Financing Your Small Business with SBA Loans
SBA (Small Business Administration) loans are bank-provided financing for small businesses that the government partially guarantees. Since the SBA assumes some of the lender’s risk, banks can offer SBA loans to business owners who might not qualify for traditional loans.
SBA loans help you preserve your capital and maximize your cash flow while securing your small business funding. As an award-winning SBA Preferred Lender, Consumers National Bank can save you time searching for financing solutions.
Connect with one of our experienced Business Development Officers today! We’ll review your business plan and find the best loan to support your goals.
The primary forms of SBA loans are:
SBA 504 Loan
Also known as the Certified Development Company (CDC) program, the SBA 504 loan provides financing at below-market interest rates to purchase fixed assets such as:
- Commercial real estate
- New construction or building improvements
- Heavy equipment or machinery
The SBA 504 loan program works by distributing the loan among three parties. The business owner makes a 10% down payment, Consumers National Bank adds 50%, and the CDC contributes the remaining 40%.

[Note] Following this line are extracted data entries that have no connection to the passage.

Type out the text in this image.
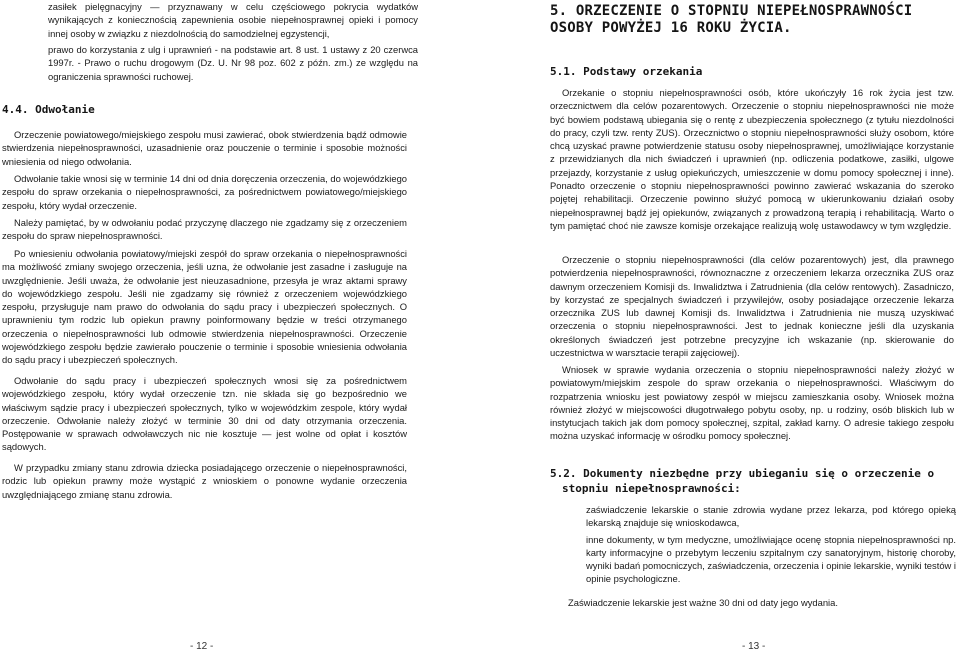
zasiłek pielęgnacyjny — przyznawany w celu częściowego pokrycia wydatków wynikających z koniecznością zapewnienia osobie niepełnosprawnej opieki i pomocy innej osoby w związku z niezdolnością do samodzielnej egzystencji,

prawo do korzystania z ulg i uprawnień - na podstawie art. 8 ust. 1 ustawy z 20 czerwca 1997r. - Prawo o ruchu drogowym (Dz. U. Nr 98 poz. 602 z późn. zm.) ze względu na ograniczenia sprawności ruchowej.

4.4. Odwołanie

Orzeczenie powiatowego/miejskiego zespołu musi zawierać, obok stwierdzenia bądź odmowie stwierdzenia niepełnosprawności, uzasadnienie oraz pouczenie o terminie i sposobie możności wniesienia od niego odwołania.

Odwołanie takie wnosi się w terminie 14 dni od dnia doręczenia orzeczenia, do wojewódzkiego zespołu do spraw orzekania o niepełnosprawności, za pośrednictwem powiatowego/miejskiego zespołu, który wydał orzeczenie.

Należy pamiętać, by w odwołaniu podać przyczynę dlaczego nie zgadzamy się z orzeczeniem zespołu do spraw niepełnosprawności.

Po wniesieniu odwołania powiatowy/miejski zespół do spraw orzekania o niepełnosprawności ma możliwość zmiany swojego orzeczenia, jeśli uzna, że odwołanie jest zasadne i zasługuje na uwzględnienie. Jeśli uważa, że odwołanie jest nieuzasadnione, przesyła je wraz aktami sprawy do wojewódzkiego zespołu. Jeśli nie zgadzamy się również z orzeczeniem wojewódzkiego zespołu, przysługuje nam prawo do odwołania do sądu pracy i ubezpieczeń społecznych. O uprawnieniu tym rodzic lub opiekun prawny poinformowany będzie w treści otrzymanego orzeczenia o niepełnosprawności lub odmowie stwierdzenia niepełnosprawności. Orzeczenie wojewódzkiego zespołu będzie zawierało pouczenie o terminie i sposobie wniesienia odwołania do sądu pracy i ubezpieczeń społecznych.

Odwołanie do sądu pracy i ubezpieczeń społecznych wnosi się za pośrednictwem wojewódzkiego zespołu, który wydał orzeczenie tzn. nie składa się go bezpośrednio we właściwym sądzie pracy i ubezpieczeń społecznych, tylko w wojewódzkim zespole, który wydał orzeczenie. Odwołanie należy złożyć w terminie 30 dni od daty otrzymania orzeczenia. Postępowanie w sprawach odwoławczych nic nie kosztuje — jest wolne od opłat i kosztów sądowych.

W przypadku zmiany stanu zdrowia dziecka posiadającego orzeczenie o niepełnosprawności, rodzic lub opiekun prawny może wystąpić z wnioskiem o ponowne wydanie orzeczenia uwzględniającego zmianę stanu zdrowia.

- 12 -
5. ORZECZENIE O STOPNIU NIEPEŁNOSPRAWNOŚCI OSOBY POWYŻEJ 16 ROKU ŻYCIA.
5.1. Podstawy orzekania

Orzekanie o stopniu niepełnosprawności osób, które ukończyły 16 rok życia jest tzw. orzecznictwem dla celów pozarentowych. Orzeczenie o stopniu niepełnosprawności nie może być bowiem podstawą ubiegania się o rentę z ubezpieczenia społecznego (z tytułu niezdolności do pracy, czyli tzw. renty ZUS). Orzecznictwo o stopniu niepełnosprawności służy osobom, które chcą uzyskać prawne potwierdzenie statusu osoby niepełnosprawnej, umożliwiające korzystanie z przewidzianych dla nich świadczeń i uprawnień (np. odliczenia podatkowe, zasiłki, ulgowe przejazdy, korzystanie z usług opiekuńczych, umieszczenie w domu pomocy społecznej i inne). Ponadto orzeczenie o stopniu niepełnosprawności powinno zawierać wskazania do szeroko pojętej rehabilitacji. Orzeczenie powinno służyć pomocą w ukierunkowaniu działań osoby niepełnosprawnej bądź jej opiekunów, związanych z prowadzoną terapią i rehabilitacją. Warto o tym pamiętać choć nie zawsze komisje orzekające realizują wolę ustawodawcy w tym względzie.

Orzeczenie o stopniu niepełnosprawności (dla celów pozarentowych) jest, dla prawnego potwierdzenia niepełnosprawności, równoznaczne z orzeczeniem lekarza orzecznika ZUS oraz dawnym orzeczeniem Komisji ds. Inwalidztwa i Zatrudnienia (dla celów rentowych). Zasadniczo, by korzystać ze specjalnych świadczeń i przywilejów, osoby posiadające orzeczenie lekarza orzecznika ZUS lub dawnej Komisji ds. Inwalidztwa i Zatrudnienia nie muszą uzyskiwać orzeczenia o stopniu niepełnosprawności. Jest to jednak konieczne jeśli dla uzyskania określonych świadczeń jest potrzebne precyzyjne ich wskazanie (np. skierowanie do uczestnictwa w warsztacie terapii zajęciowej).

Wniosek w sprawie wydania orzeczenia o stopniu niepełnosprawności należy złożyć w powiatowym/miejskim zespole do spraw orzekania o niepełnosprawności. Właściwym do rozpatrzenia wniosku jest powiatowy zespół w miejscu zamieszkania osoby. Wniosek można również złożyć w miejscowości długotrwałego pobytu osoby, np. u rodziny, osób bliskich lub w instytucjach takich jak dom pomocy społecznej, szpital, zakład karny. O adresie takiego zespołu można uzyskać informację w ośrodku pomocy społecznej.

5.2. Dokumenty niezbędne przy ubieganiu się o orzeczenie o stopniu niepełnosprawności:
zaświadczenie lekarskie o stanie zdrowia wydane przez lekarza, pod którego opieką lekarską znajduje się wnioskodawca,
inne dokumenty, w tym medyczne, umożliwiające ocenę stopnia niepełnosprawności np. karty informacyjne o przebytym leczeniu szpitalnym czy sanatoryjnym, historię choroby, wyniki badań pomocniczych, zaświadczenia, orzeczenia i opinie lekarskie, wyniki testów i opinie psychologiczne.

Zaświadczenie lekarskie jest ważne 30 dni od daty jego wydania.

- 13 -
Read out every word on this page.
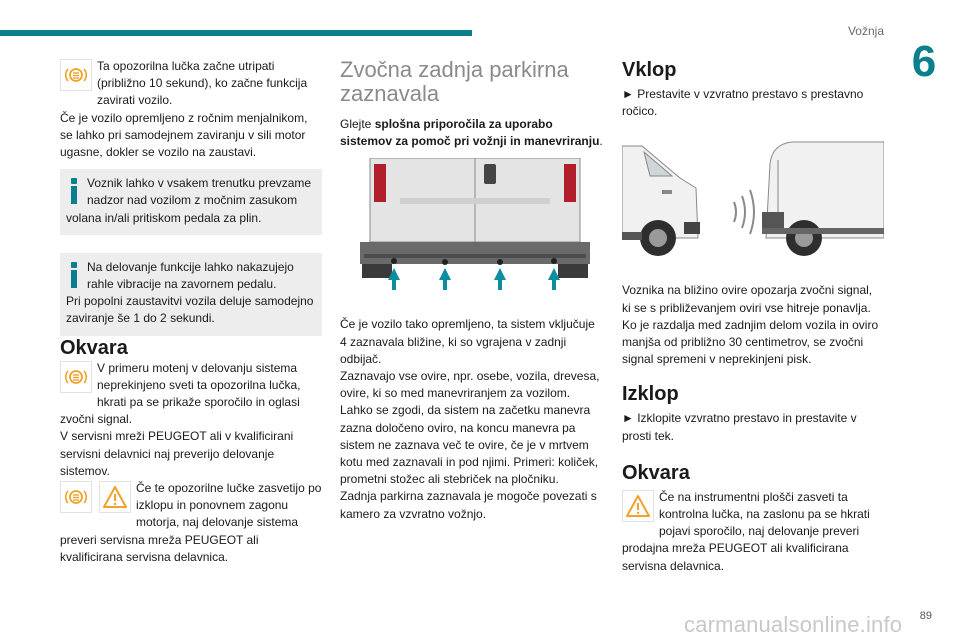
Vožnja
6

Ta opozorilna lučka začne utripati (približno 10 sekund), ko začne funkcija zavirati vozilo.

Če je vozilo opremljeno z ročnim menjalnikom, se lahko pri samodejnem zaviranju v sili motor ugasne, dokler se vozilo na zaustavi.

Voznik lahko v vsakem trenutku prevzame nadzor nad vozilom z močnim zasukom volana in/ali pritiskom pedala za plin.

Na delovanje funkcije lahko nakazujejo rahle vibracije na zavornem pedalu.

Pri popolni zaustavitvi vozila deluje samodejno zaviranje še 1 do 2 sekundi.

Okvara

V primeru motenj v delovanju sistema neprekinjeno sveti ta opozorilna lučka, hkrati pa se prikaže sporočilo in oglasi zvočni signal.

V servisni mreži PEUGEOT ali v kvalificirani servisni delavnici naj preverijo delovanje sistemov.

Če te opozorilne lučke zasvetijo po izklopu in ponovnem zagonu motorja, naj delovanje sistema preveri servisna mreža PEUGEOT ali kvalificirana servisna delavnica.

Zvočna zadnja parkirna zaznavala

Glejte splošna priporočila za uporabo sistemov za pomoč pri vožnji in manevriranju.

Če je vozilo tako opremljeno, ta sistem vključuje 4 zaznavala bližine, ki so vgrajena v zadnji odbijač.

Zaznavajo vse ovire, npr. osebe, vozila, drevesa, ovire, ki so med manevriranjem za vozilom.

Lahko se zgodi, da sistem na začetku manevra zazna določeno oviro, na koncu manevra pa sistem ne zaznava več te ovire, če je v mrtvem kotu med zaznavali in pod njimi. Primeri: količek, prometni stožec ali stebriček na pločniku.

Zadnja parkirna zaznavala je mogoče povezati s kamero za vzvratno vožnjo.

Vklop

► Prestavite v vzvratno prestavo s prestavno ročico.

Voznika na bližino ovire opozarja zvočni signal, ki se s približevanjem oviri vse hitreje ponavlja. Ko je razdalja med zadnjim delom vozila in oviro manjša od približno 30 centimetrov, se zvočni signal spremeni v neprekinjeni pisk.

Izklop

► Izklopite vzvratno prestavo in prestavite v prosti tek.

Okvara

Če na instrumentni plošči zasveti ta kontrolna lučka, na zaslonu pa se hkrati pojavi sporočilo, naj delovanje preveri prodajna mreža PEUGEOT ali kvalificirana servisna delavnica.

carmanualsonline.info 89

SBA 504 loans offer fixed rate interest with terms ranging from 10 years for equipment up to 20 years for real estate.
SBA 7(a) Loan
The SBA 7(a) loan offers general purpose financing, usually with a variable interest rate (although some fixed rate options are available). Companies can use SBA 7(a) funds to:
- Buy or expand a business
- Build or buy commercial real estate
- Make improvements on leased buildings
- Purchase inventory or equipment
- Refinance existing business debt
- Obtain working capital
SBA 7(a) loans require a 10% down payment from the borrower. Available terms are usually 5 to 7 years for working capital, up to 10 years for equipment, and up to 20 years for real estate.